Overfitting in design
When looking at design comps it’s easy to get led along a happy path. Designers have incentives to make design comps look good—they are selling work after all—and that means that every module is probably going to have the amount of content it just so happens to look best with, especially when presenting to clients. Usually this is fine! But there are times when it makes a design brittle, a situation I call overfitting.
This word is, of course, stolen from statistics, for when you’ve fit a model too exactly to your training data for it to generalize to data it hasn’t seen. The concept is just the same in design: an overfit design is one that’s too dependent on a certain shape of the content, such that it falls down when you give it something else.
Learning to recognize this in the design stage is important, because it’s cheaper and easier to fix a problem the earlier you spot it. You don’t want to be dealing with it in implementation, and you really don’t want it to first crop up in production.
When does overfitting arise?
A big difference between web and print design is that you’re designing something dynamic vs. static—you don’t always know what shape your design is going to take. For makers of design systems, it’s even worse; you don’t even know what content people are going to put into your designs.
Because of all this, a design can be overfit along many different variables:
- Number of items in a list. This is probably the easiest one to spot. Whenever you’ve got a number of like things in a list, you’ll want to consider how that list would look with very few items, or with a lot more items.
- Length of text. Applying equally to short spans of text and longer paragraphs, you’ll want to consider how your design adapts to longer or shorter text. This is especially crucial for internationalization. It’s very easy, for example, to make a header, with short and carefully positioned text spans, completely fail when you give it longer words. (Try translating into German.) Think about line breaks and about horizontal overruns.
- Screen size. Responsive design being the norm these days, designers now provide designs in a range of sizes—the classic trio of desktop, “tablet”, and mobile—but you still have to watch out for the gaps in between. Jumbo monitors are especially tricky; you need to make sure the content neither drowns in an ocean of empty space nor balloons up to ridiculous size. Establishing a center column of maximum width can help here.

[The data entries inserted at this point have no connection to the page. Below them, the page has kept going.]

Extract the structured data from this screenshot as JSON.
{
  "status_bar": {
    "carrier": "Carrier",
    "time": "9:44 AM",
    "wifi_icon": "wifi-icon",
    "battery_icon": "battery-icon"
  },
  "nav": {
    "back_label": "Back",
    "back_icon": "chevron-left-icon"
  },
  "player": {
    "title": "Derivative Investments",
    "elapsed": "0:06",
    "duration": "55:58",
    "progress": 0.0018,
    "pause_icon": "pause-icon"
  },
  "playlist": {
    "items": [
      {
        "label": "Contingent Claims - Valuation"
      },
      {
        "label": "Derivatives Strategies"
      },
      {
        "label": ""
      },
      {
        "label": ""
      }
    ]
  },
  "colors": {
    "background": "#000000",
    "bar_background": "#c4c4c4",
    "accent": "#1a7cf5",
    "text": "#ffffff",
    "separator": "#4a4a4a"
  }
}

- Aspect ratio of media. Contemporary web design relies a lot on controlled layouts of text and image, but unlike print, you’re often making a modular system of such layouts where you don’t necessarily know what image is going to be put there. Because of this, you need to control for the aspect ratio of images you use. The best way to do this is to specify in the design system a short list of acceptable aspect ratios for media.
- Art direction of media. Images with text, or faces, or other prominent figures need to be able to survive a gentle crop in unanticipated ways. This is especially important for background images in a responsive design, for which the developer can’t guarantee a certain aspect ratio. The more the content needs to squish, the less of a strong focal point it ought to have. Likewise, for video, consider the elements laid on top, like buttons and carousel arrows. Will you have adequate contrast? Are you going to be covering anything up? Is there a logo right in the center that’s going to meld with a flat-design “play” button? Consider, too, the background color. Is it the same as the page background, making your video disappear?
Not everything is overfitting. In the real world, a designer’s time is finite and thus any given design is only going to respond gracefully to a certain amount of content. It’s not overfitting if the range of content it can handle is a reasonable one!
Ultimately, too, you’ve got to consider where your content is coming from. A design that’s fit to a very certain amount of content might be workable if that content is coming from a person who can see how it looks in context and adjust accordingly (so-called “curated” content). But when the source of the content is automated, and the designer doesn’t know how much to expect, there you want to watch out.
Designs can’t specify everything. If they did, it’d be implementation. Part of a developer’s job, when working on frontend, is to have enough of an eye for design that you can fill in the inevitable gaps without having to go back to the designer for every little detail.
Avoiding overfitting
Here is where it really helps to consider the grain of your materials and how to work with them. In a web browser, content flows vertically, and is constrained horizontally. (Unless you’re doing a horizontally-scrolling webpage, in which case, please don’t.) That is to say, you can always add more content as long as it flows downward. Content can naturally shrink and stretch in that dimension. Vertical space lets your content flow like water.
In contrast, you need to carefully control for content that can grow horizontally (for example, the length of a word in a header, or the number of tabs in a navigation bar.) Remember that the amount of horizontal space you have is not predetermined, either!
An interesting tension between vertical and horizontal space pops up when side-by-side elements are expected to be the same height, for example, in a grid. Once you’ve done so, you’re capping the amount of text that can go into the elements, so you need some way of automatically truncating it.
With media, consider the art direction of the images that you expect to live in your components. Can there be text, or not? Can there be faces? How “busy” can the image be? Is it a background, or foreground, or potentially either? All this ought to be written down in your design system, or your design system’s users will endlessly surprise you.